Uma das coisas que mais se lê e escuta sobre as grandes atrizes da “Era de Ouro” de Hollywood, é que elas eram difíceis, impossíveis. Divas que davam trabalho, quando, na verdade, hoje percebemos que elas apenas queriam ter o controle de suas próprias vidas. Imagina, uma mulher querer isso na década de 1950? Hollywood e boa parte da indústria do entretenimento usou e abusou, de todas as formas possíveis, das grandes estrelas, até elas não terem mais serventia. Foi assim com Marilyn Monroe, foi assim com Judy Garland. E foi assim com tantas outras.
E esse não foi só um “privilégio” da Era de Ouro. Assistindo documentários sobre filmes dos anos 1980, descobre-se que boa parte das atrizes eram apenas objetos de cena, apenas precisavam ser bonitas, mais nada. E quando a beleza acabasse? Eles substituíam por uma mais nova. Claro que existem grandes atrizes que lutaram muito para conseguirem ter o controle de suas próprias carreiras e de suas histórias, mas essa briga está muito longe de acabar.
Caminhamos aqui para 2020, quando as mulheres do entretenimento como um todo estão unidas, levantam suas vozes e lutam com muito mais força por seus espaços. Porém, premiações como os Golden Globes e o Oscar parecem não querer abrir o clube dos meninos para as meninas. Não há uma mulher indicada para o prêmio de melhor direção, mesmo com grandes filmes dirigidos por mulheres em 2019. Poucas são as mulheres concorrendo a prêmios técnicos, para Hollywood, melhor atriz e melhor atriz coadjuvante já são prêmios suficientes para mulheres. Não estou desmerecendo esses prêmios de forma alguma, pelo contrário.
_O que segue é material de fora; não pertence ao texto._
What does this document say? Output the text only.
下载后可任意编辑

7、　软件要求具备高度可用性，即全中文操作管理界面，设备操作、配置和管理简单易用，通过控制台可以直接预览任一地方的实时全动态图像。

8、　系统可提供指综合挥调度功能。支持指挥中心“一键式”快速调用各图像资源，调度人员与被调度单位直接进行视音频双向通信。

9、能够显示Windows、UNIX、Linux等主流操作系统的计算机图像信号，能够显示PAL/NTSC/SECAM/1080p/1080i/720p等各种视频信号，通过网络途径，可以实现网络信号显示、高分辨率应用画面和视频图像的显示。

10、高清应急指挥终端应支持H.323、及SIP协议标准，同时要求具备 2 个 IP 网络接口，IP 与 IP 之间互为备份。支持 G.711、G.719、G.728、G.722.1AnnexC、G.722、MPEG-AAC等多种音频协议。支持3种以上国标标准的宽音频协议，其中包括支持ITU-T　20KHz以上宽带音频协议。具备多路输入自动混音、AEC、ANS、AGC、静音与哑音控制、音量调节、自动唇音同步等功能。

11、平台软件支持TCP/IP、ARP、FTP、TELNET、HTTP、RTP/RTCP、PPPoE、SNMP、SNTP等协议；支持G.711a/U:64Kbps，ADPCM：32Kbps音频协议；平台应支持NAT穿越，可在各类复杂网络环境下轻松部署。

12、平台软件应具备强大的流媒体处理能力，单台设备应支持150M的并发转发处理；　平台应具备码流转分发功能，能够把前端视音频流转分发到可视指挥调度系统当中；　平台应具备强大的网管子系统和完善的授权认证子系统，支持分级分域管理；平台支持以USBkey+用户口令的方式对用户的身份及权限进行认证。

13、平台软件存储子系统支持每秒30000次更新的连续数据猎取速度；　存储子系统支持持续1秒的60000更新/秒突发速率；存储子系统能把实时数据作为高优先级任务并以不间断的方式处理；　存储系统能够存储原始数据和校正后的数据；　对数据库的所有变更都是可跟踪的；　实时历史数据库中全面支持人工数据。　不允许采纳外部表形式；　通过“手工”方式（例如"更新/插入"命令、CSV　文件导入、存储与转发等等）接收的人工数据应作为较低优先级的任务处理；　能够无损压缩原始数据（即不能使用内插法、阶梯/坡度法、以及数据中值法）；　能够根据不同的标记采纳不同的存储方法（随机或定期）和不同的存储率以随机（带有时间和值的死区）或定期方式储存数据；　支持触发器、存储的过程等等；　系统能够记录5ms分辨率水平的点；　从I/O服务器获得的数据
Há anos o cenário vem mudando e as mulheres se destacando muito mais que os homens no quesito atores. Para cada Joaquin Phoenix há uma Charlize Theron, uma René Zellweger e uma Scarlett Johansson. Para cada Adam Driver há uma Cynthia Erivo, uma Saoirse Ronan e uma Florence Pugh.
Estamos no olho do furacão do movimento #metoo, que está mudando a forma como a indústria trata as mulheres, que está dando o protagonismo para as mulheres contarem suas histórias, que está mostrando que determinados comportamentos não cabem mais em nenhum ambiente de trabalho, qualquer tipo de trabalho que seja.
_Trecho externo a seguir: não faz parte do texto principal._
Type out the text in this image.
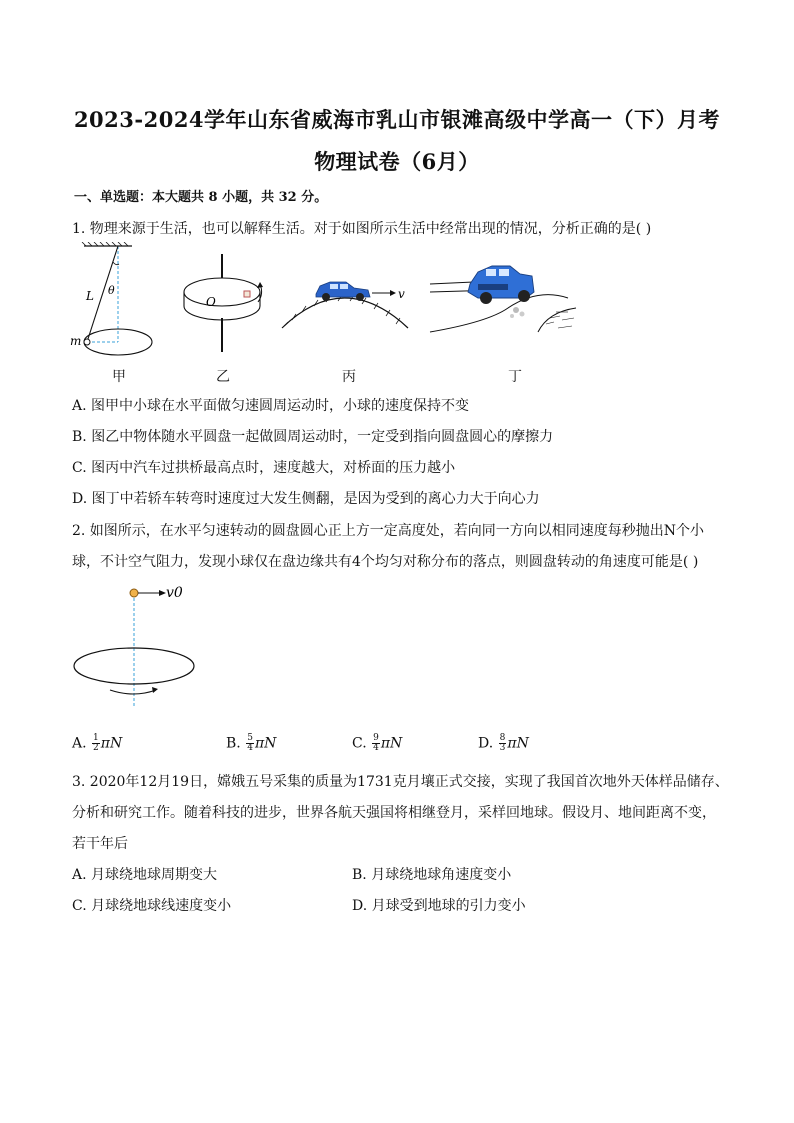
2023-2024学年山东省威海市乳山市银滩高级中学高一（下）月考
物理试卷（6月）
一、单选题：本大题共 8 小题，共 32 分。
1. 物理来源于生活，也可以解释生活。对于如图所示生活中经常出现的情况，分析正确的是( )
L θ
m
O
v
甲	乙	丙	丁
A. 图甲中小球在水平面做匀速圆周运动时，小球的速度保持不变
B. 图乙中物体随水平圆盘一起做圆周运动时，一定受到指向圆盘圆心的摩擦力
C. 图丙中汽车过拱桥最高点时，速度越大，对桥面的压力越小
D. 图丁中若轿车转弯时速度过大发生侧翻，是因为受到的离心力大于向心力
2. 如图所示，在水平匀速转动的圆盘圆心正上方一定高度处，若向同一方向以相同速度每秒抛出N个小
球，不计空气阻力，发现小球仅在盘边缘共有4个均匀对称分布的落点，则圆盘转动的角速度可能是( )
v0
A. $\frac{1}{2}$ πN	B. $\frac{5}{4}$ πN	C. $\frac{9}{4}$ πN	D. $\frac{8}{3}$ πN
3. 2020年12月19日，嫦娥五号采集的质量为1731克月壤正式交接，实现了我国首次地外天体样品储存、
分析和研究工作。随着科技的进步，世界各航天强国将相继登月，采样回地球。假设月、地间距离不变，
若干年后
A. 月球绕地球周期变大	B. 月球绕地球角速度变小
C. 月球绕地球线速度变小	D. 月球受到地球的引力变小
E é nesse cenário que chegamos ao filme Judy (EUA, 2019). Baseado na peça, “End of the Rainbow” de Peter Quilter, ele conta os últimos meses da vida de Judy Garland. Esse é um filme difícil, que mostra uma Judy Garland destruída, que desistiu de lutar, apenas quer sobreviver, que tenta o último suspiro de chama de sucesso em Londres, mas seu espírito já está destruído e ela não consegue mais ter forças. É 1969, a música está mudando, o mundo não se importa mais com grandes estrelas como ela e ela precisa manter a cabeça pra fora da água.
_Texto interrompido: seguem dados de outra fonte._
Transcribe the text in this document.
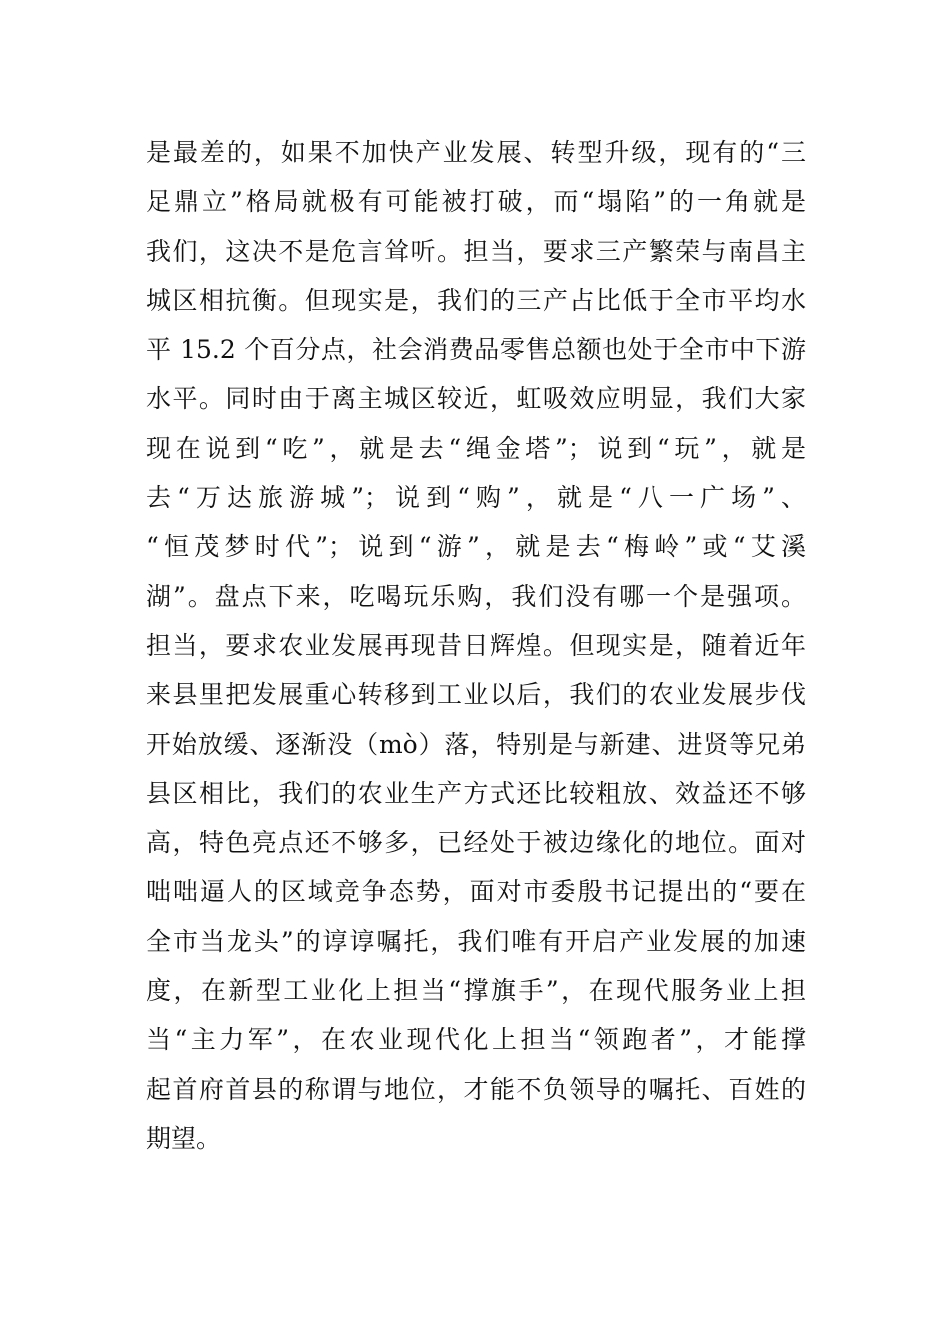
是最差的，如果不加快产业发展、转型升级，现有的“三
足鼎立”格局就极有可能被打破，而“塌陷”的一角就是
我们，这决不是危言耸听。担当，要求三产繁荣与南昌主
城区相抗衡。但现实是，我们的三产占比低于全市平均水
平 15.2 个百分点，社会消费品零售总额也处于全市中下游
水平。同时由于离主城区较近，虹吸效应明显，我们大家
现在说到“吃”，就是去“绳金塔”；说到“玩”，就是
去“万达旅游城”；说到“购”，就是“八一广场”、
“恒茂梦时代”；说到“游”，就是去“梅岭”或“艾溪
湖”。盘点下来，吃喝玩乐购，我们没有哪一个是强项。
担当，要求农业发展再现昔日辉煌。但现实是，随着近年
来县里把发展重心转移到工业以后，我们的农业发展步伐
开始放缓、逐渐没（mò）落，特别是与新建、进贤等兄弟
县区相比，我们的农业生产方式还比较粗放、效益还不够
高，特色亮点还不够多，已经处于被边缘化的地位。面对
咄咄逼人的区域竞争态势，面对市委殷书记提出的“要在
全市当龙头”的谆谆嘱托，我们唯有开启产业发展的加速
度，在新型工业化上担当“撑旗手”，在现代服务业上担
当“主力军”，在农业现代化上担当“领跑者”，才能撑
起首府首县的称谓与地位，才能不负领导的嘱托、百姓的
期望。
O filme faz um contraponto com o início da carreira da atriz, quando ela tinha 16 anos e atuou em “O Mágico de Oz”. Durante os flashbacks vemos que em nenhum momento ela é tratada como um ser humano, apenas como um produto caro e que deve dar lucro. O vício em pílulas para emagrecer e dormir já existia desde cedo e nunca houve espaço para ela ser ela mesma.
Judy morreu aos 47 anos, em Londres, destruída, sem sucesso, mastigada e cuspida por aqueles que não precisavam mais dela. E nesse ponto o filme vai bem fundo, mostrando quase nenhuma compaixão por aqueles que a cercavam. Há momentos ternos, como o casal gay fã da atriz desde sempre e a assistente de produção que logo percebe o quão fragilizada ela já estava.
Renée Zellweger se entrega ao papel, mas não tenta imitar Judy Garland. Sua atuação é honesta, tem o tom emocional necessário e em nenhum momento parece caricato. O filme claramente vem de uma peça, por isso é intimista, muito mais focado em atuações do que grandes cenas. Mas apresenta belos momentos musicais em que Zellweger se revela uma grande cantora.
É um filme forte, ao mesmo tempo que é um filme previsível. A personagem Judy Garland mais reage ao mundo a sua volta do que age. Ao mesmo tempo, pode ser que essa escolha de direção tenha o intuito de mostrar o quanto a atriz já estava destruída e desgastada emocionalmente.
Apesar de ser dirigido e roteirizado por homens, Judy é um filme importante para o momento que vivemos. Para mostrar como as grandes estrelas eram moldadas à base de ferro de fogo e o quanto isso era nocivo.